La ministre italienne voulait donc protéger son pays contre cette nouvelle marée. Malheureusement pour elle, il n’y avait pas eu ni intervention étrangère, ni stabilité en Libye. Et l’immigration clandestine a repris de plus belle. Le week-end du 16/17 avril, les infos ont rapporté qu’une embarcation a chaviré du côté de Toubrouk dans l’Est libyen, avec des centaines de disparus. Le week-end dernier du 1er mai, quatre petites embarcations auraient chaviré, selon les rescapés, repêchés par un bateau de marchandises. 90 personnes seraient disparues. Le calvaire des immigrés clandestins reprend de plus belle.
Pourtant, tout le monde se rappelle très bien des catastrophes du printemps 2015, notamment en avril, quand les eaux de la Méditerranée avaient englouti des milliers d’immigrés clandestins. La date du 19 avril 2015 est tristement célèbre avec la déroute d’une embarcation, entrainant la mort de près de 800 personnes. C’étaient des jeunes et des moins-jeunes qui ont été obligés de fuir leur pays pour un avenir meilleur. Ils ont fui la misère ou les atrocités d’une guerre.
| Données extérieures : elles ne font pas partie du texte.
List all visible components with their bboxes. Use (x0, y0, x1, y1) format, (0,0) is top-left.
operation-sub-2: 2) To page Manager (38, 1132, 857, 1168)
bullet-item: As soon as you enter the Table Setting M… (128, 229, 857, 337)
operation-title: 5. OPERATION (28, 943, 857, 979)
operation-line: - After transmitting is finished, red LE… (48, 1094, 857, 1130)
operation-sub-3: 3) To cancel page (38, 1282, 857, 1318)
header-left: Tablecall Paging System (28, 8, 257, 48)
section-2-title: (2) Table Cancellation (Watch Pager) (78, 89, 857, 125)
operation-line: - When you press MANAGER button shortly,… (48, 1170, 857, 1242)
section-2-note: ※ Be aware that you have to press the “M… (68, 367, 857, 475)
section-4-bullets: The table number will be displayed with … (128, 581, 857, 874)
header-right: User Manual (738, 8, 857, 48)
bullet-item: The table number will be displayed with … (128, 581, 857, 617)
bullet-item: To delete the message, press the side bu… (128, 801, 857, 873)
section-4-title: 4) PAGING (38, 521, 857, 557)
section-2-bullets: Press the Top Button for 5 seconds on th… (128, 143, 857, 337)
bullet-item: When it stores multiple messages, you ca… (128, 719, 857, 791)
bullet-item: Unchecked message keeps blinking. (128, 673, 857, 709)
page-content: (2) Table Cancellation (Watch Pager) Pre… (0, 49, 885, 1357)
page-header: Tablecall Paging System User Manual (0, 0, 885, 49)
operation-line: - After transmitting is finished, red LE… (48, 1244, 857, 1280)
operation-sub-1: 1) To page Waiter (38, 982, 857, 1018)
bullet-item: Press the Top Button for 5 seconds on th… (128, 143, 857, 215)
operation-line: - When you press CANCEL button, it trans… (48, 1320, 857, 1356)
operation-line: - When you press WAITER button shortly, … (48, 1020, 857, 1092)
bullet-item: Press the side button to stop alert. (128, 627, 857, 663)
Dune-voices a rencontré le Gambien Ibrahima, sur la plage de Zouara, une ville libyenne côtière à mi-chemin entre la capitale Tripoli et les côtes tunisiennes. Le jeune transsaharien de 22 ans ne semble pas avoir peur du danger qui l’attend s’il entame la traversée. Il raconte son aventure : « Je n’ai rien perdu en quittant mon pays fin 2013. Ma famille a tout vendu pour me procurer les 400 $ nécessaires pour arriver en Libye. Depuis, j’ai dû travailler pendant les deux dernières années afin de réunir les 1.000 Euros, nécessaires pour la traversée ».
En lui posant la question sur ce qu’il allait faire en Europe, il répond fièrement : « J’ai désormais appris la peinture et quelques travaux de construction ; des travaux très demandés en Europe. L’essentiel, c’est que j’arrive là-bas ».
Ibrahima est conscient des risques accompagnant cette traversée. Mais, il dit avec une fatalité déconcertante : « Moi et mes semblables sommes conscients du danger de mort dans une aventure pareille. Mais, nous n’avons pas de choix. Il y a soit cette mort lente chez-nous au fond des brousses, soit une mort rapide lors de la traversée vers l’Europe. Mais, il y a également cette chance, même infime, de réussir à atteindre l’une de ces villes et dénicher un emploi respectable ».
En rappelant à Ibrahima les échecs de multiples traversées en pareille période l’année écoulée et comment le mois d’avril 2015 a connu un nombre de décès 30 fois supérieur à 2014, selon les chiffres de l’organisation mondiale de la migration, il a répondu en contemplant l’horizon : « personne ne peut échapper à son destin », écoutant à peine les chiffres qui lui étaient cités : 5.350 disparitions en 2015 et 5017 en 2014. Ibrahima pense plutôt aux 350.000 qui ont réussi la traversée. Il regagne sa cabane en répétant : « Personne ne peut échapper à son destin ».
Si l’immigration clandestine reprend de plus belle, c’est en raison de cette obstination de traverser d’une part. Mais, surtout, à cause de l’absence d’un Etat central en Libye pouvant empêcher une telle traite d’humains. Lequel trafic rapporte un argent fou aux groupes de contrebandiers qui l’organisent. D’ailleurs, les mécanismes prévus par l’Union européenne n’ont pas empêché l’organisation de marine internationale, relevant de l’ONU, de publier un rapport estimant à un demi-million le nombre d’immigrés clandestins prévus à travers la Méditerranée en 2016, ‘avec le risque de voir de nouveau des milliers de victimes si l’on n’arrête pas ces manœuvres criminelles’, dit le rapport.
Et en rapport avec la recrudescence de ce mouvement de migration entre les deux bords de la Méditerranée, l’expert tunisien Sami Aouadi a attiré l’attention de Dune-voices au fait que : « si ce phénomène de migration vers l’Italie, la Grèce et bien d’autres pays européens, a pour principale origine des phénomènes sociaux comme la guerre ou la pauvreté, il ne faut pas négliger le fait que l’Europe vieillit et qu’elle a besoin de sang nouveau pour carburer ». L’universitaire pense que c’est aussi l’une des raisons de la passivité face à ce phénomène.
Le dossier de l’immigration clandestine est compliqué, de nature. La complexité de la situation libyenne l’a rendu inabordable avec notamment des liens douteux entre les passeurs et les groupes armés. La ministre italienne Roberta Pinotti doit encore attendre.